Ya sentados el uno al lado del otro, ella siempre impasible y serena, yo con la respiración agitada y violenta, escuchaba atentamente cada una de las palabras con las que ella hilaba las razones de su rechazo, de su fatal abandono, de su ausencia. A medida que comprendía el significado implícito de esas palabras, caía en la atroz certeza de que cuanto ella argüía como causa de su alejamiento era consecuencia de mí actuar. Ella se mostraba inocente e imposible de juzgar, ella nada había tenido que ver con esto.

Y con el correr de sus oraciones, mostraba que todo cuanto había sucedido era, ni más ni menos, que el producto de mi acción. Pura y exclusivamente de mi acción. El punto culminante fue cuando esa cadena de razonamientos, la llevo a encontrarse completamente justificada en estar enamorada de otro hombre. Esa conclusión, que ella creía era la exoneración de todas sus torturas y de todas las mías, representaba para mi, la posibilidad de salir del mundo, de encontrar la libertad y renacer. En el momento en que ella dijo estar enamorada de otro hombre, en tan solo una milésima de segundo mi cuerpo recorrió las sensaciones mas encontradas. De un estrujamiento harto doloroso y cruel, mi corazón pasó a la total paz y tranquilidad. La razón era obvia, si yo y tan solo yo, había sido el destructor de ese amor, también había sido el creador. Si ella en cuestión de días había tenido la facilidad de enamorarse de otro, es porque en ella nada había, era tan solo el recipiente de un amor ajeno, o las consecuencias de unos besos. Todo lo que había movido su capacidad de amar era el reflejo de todo cuanto yo movilizaba en su interior. Real o no, esa razón, tenía todo el poder de matar a ella y hacerme renacer a mí. El sueño se desarrollaba al ritmo de esas impresiones. Trastocaba el verde por violeta cuando ella pronunciaba la conjunción “amor-otro-hombre”, y palidecía su rostro de blanco a trasparente o ceniza. Pero, como la lógica de los sueños obligaba a los saltos temporales, segundos después de esa conversación y esas revelaciones, la imagen era la misma del comienzo, solo que ya no corría, sino que caminaba, en sentido contrario, alejándome de la casa, viendo lentamente alternar un pino con un roble, con un palo borracho, y al final, una intercalado de lapachos rosas y amarillos.

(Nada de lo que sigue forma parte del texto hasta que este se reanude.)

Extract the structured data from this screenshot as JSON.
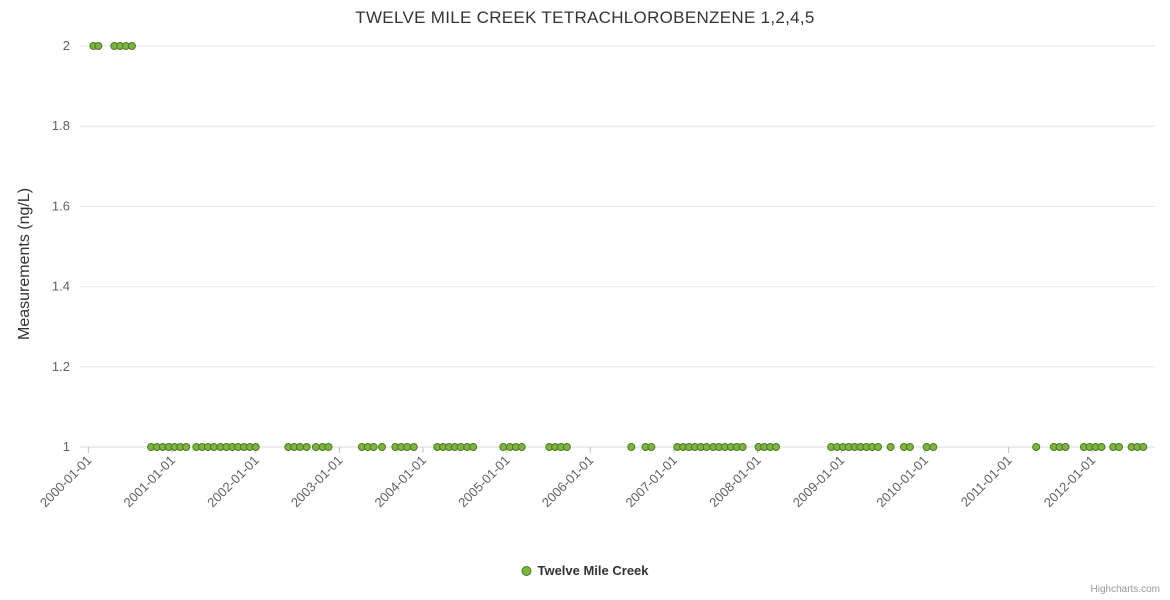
{
  "credits": "Highcharts.com",
  "colors": {
    "point_fill": "#7cb342",
    "point_stroke": "#4e7a1e",
    "grid": "#e6e6e6",
    "axis_line": "#d8d8d8",
    "tick": "#c0c0c0",
    "label": "#606060",
    "title_text": "#333333"
  },
  "chart_data": {
    "type": "scatter",
    "title": "TWELVE MILE CREEK TETRACHLOROBENZENE 1,2,4,5",
    "xlabel": "",
    "ylabel": "Measurements (ng/L)",
    "ylim": [
      1,
      2
    ],
    "xlim": [
      1999.9,
      2012.75
    ],
    "y_ticks": [
      1,
      1.2,
      1.4,
      1.6,
      1.8,
      2
    ],
    "x_ticks": [
      {
        "value": 2000,
        "label": "2000-01-01"
      },
      {
        "value": 2001,
        "label": "2001-01-01"
      },
      {
        "value": 2002,
        "label": "2002-01-01"
      },
      {
        "value": 2003,
        "label": "2003-01-01"
      },
      {
        "value": 2004,
        "label": "2004-01-01"
      },
      {
        "value": 2005,
        "label": "2005-01-01"
      },
      {
        "value": 2006,
        "label": "2006-01-01"
      },
      {
        "value": 2007,
        "label": "2007-01-01"
      },
      {
        "value": 2008,
        "label": "2008-01-01"
      },
      {
        "value": 2009,
        "label": "2009-01-01"
      },
      {
        "value": 2010,
        "label": "2010-01-01"
      },
      {
        "value": 2011,
        "label": "2011-01-01"
      },
      {
        "value": 2012,
        "label": "2012-01-01"
      }
    ],
    "legend_position": "bottom-center",
    "grid": "horizontal-only",
    "series": [
      {
        "name": "Twelve Mile Creek",
        "points": [
          [
            2000.06,
            2
          ],
          [
            2000.12,
            2
          ],
          [
            2000.31,
            2
          ],
          [
            2000.38,
            2
          ],
          [
            2000.45,
            2
          ],
          [
            2000.52,
            2
          ],
          [
            2000.75,
            1
          ],
          [
            2000.82,
            1
          ],
          [
            2000.89,
            1
          ],
          [
            2000.96,
            1
          ],
          [
            2001.03,
            1
          ],
          [
            2001.1,
            1
          ],
          [
            2001.17,
            1
          ],
          [
            2001.29,
            1
          ],
          [
            2001.36,
            1
          ],
          [
            2001.43,
            1
          ],
          [
            2001.5,
            1
          ],
          [
            2001.58,
            1
          ],
          [
            2001.65,
            1
          ],
          [
            2001.72,
            1
          ],
          [
            2001.79,
            1
          ],
          [
            2001.86,
            1
          ],
          [
            2001.93,
            1
          ],
          [
            2002.0,
            1
          ],
          [
            2002.39,
            1
          ],
          [
            2002.46,
            1
          ],
          [
            2002.53,
            1
          ],
          [
            2002.61,
            1
          ],
          [
            2002.72,
            1
          ],
          [
            2002.8,
            1
          ],
          [
            2002.87,
            1
          ],
          [
            2003.27,
            1
          ],
          [
            2003.34,
            1
          ],
          [
            2003.41,
            1
          ],
          [
            2003.51,
            1
          ],
          [
            2003.67,
            1
          ],
          [
            2003.74,
            1
          ],
          [
            2003.81,
            1
          ],
          [
            2003.89,
            1
          ],
          [
            2004.17,
            1
          ],
          [
            2004.24,
            1
          ],
          [
            2004.31,
            1
          ],
          [
            2004.38,
            1
          ],
          [
            2004.45,
            1
          ],
          [
            2004.53,
            1
          ],
          [
            2004.6,
            1
          ],
          [
            2004.96,
            1
          ],
          [
            2005.04,
            1
          ],
          [
            2005.11,
            1
          ],
          [
            2005.18,
            1
          ],
          [
            2005.51,
            1
          ],
          [
            2005.58,
            1
          ],
          [
            2005.65,
            1
          ],
          [
            2005.72,
            1
          ],
          [
            2006.49,
            1
          ],
          [
            2006.66,
            1
          ],
          [
            2006.73,
            1
          ],
          [
            2007.04,
            1
          ],
          [
            2007.11,
            1
          ],
          [
            2007.18,
            1
          ],
          [
            2007.25,
            1
          ],
          [
            2007.32,
            1
          ],
          [
            2007.39,
            1
          ],
          [
            2007.47,
            1
          ],
          [
            2007.54,
            1
          ],
          [
            2007.61,
            1
          ],
          [
            2007.68,
            1
          ],
          [
            2007.75,
            1
          ],
          [
            2007.82,
            1
          ],
          [
            2008.01,
            1
          ],
          [
            2008.08,
            1
          ],
          [
            2008.15,
            1
          ],
          [
            2008.22,
            1
          ],
          [
            2008.88,
            1
          ],
          [
            2008.95,
            1
          ],
          [
            2009.02,
            1
          ],
          [
            2009.09,
            1
          ],
          [
            2009.16,
            1
          ],
          [
            2009.23,
            1
          ],
          [
            2009.3,
            1
          ],
          [
            2009.37,
            1
          ],
          [
            2009.44,
            1
          ],
          [
            2009.59,
            1
          ],
          [
            2009.75,
            1
          ],
          [
            2009.82,
            1
          ],
          [
            2010.02,
            1
          ],
          [
            2010.1,
            1
          ],
          [
            2011.33,
            1
          ],
          [
            2011.54,
            1
          ],
          [
            2011.61,
            1
          ],
          [
            2011.68,
            1
          ],
          [
            2011.9,
            1
          ],
          [
            2011.97,
            1
          ],
          [
            2012.04,
            1
          ],
          [
            2012.11,
            1
          ],
          [
            2012.25,
            1
          ],
          [
            2012.32,
            1
          ],
          [
            2012.47,
            1
          ],
          [
            2012.54,
            1
          ],
          [
            2012.61,
            1
          ]
        ]
      }
    ]
  }
}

Mientras recordaba el sueño y buscaba las palabras justas para retratar las sensaciones con las que bruscamente me desperté en la cama revuelta de papeles y libros, busque la paciencia. Me vestí, salí a la calle, camine hasta el parque, me senté en alguno de esos bancos que habían oficiado de implacable refugio, toma la lapicera y lentamente escribí las palabras que harían realidad mi sueño: Todo el amor que me diste puedo encontrarlo siempre y cuando yo lo ponga en otra persona. De tal forma que el destino del amor vuelve a estar en mis manos y con eso conjuro, ni más ni menos, que tu total destrucción.

Fin



[1] La conjunción de ambos adjetivos no es retorica. Representa las exactas condiciones de la condena a Prometeo. Ese es el terror que inspiraba la muerte planificada por mí, para una parte de mí.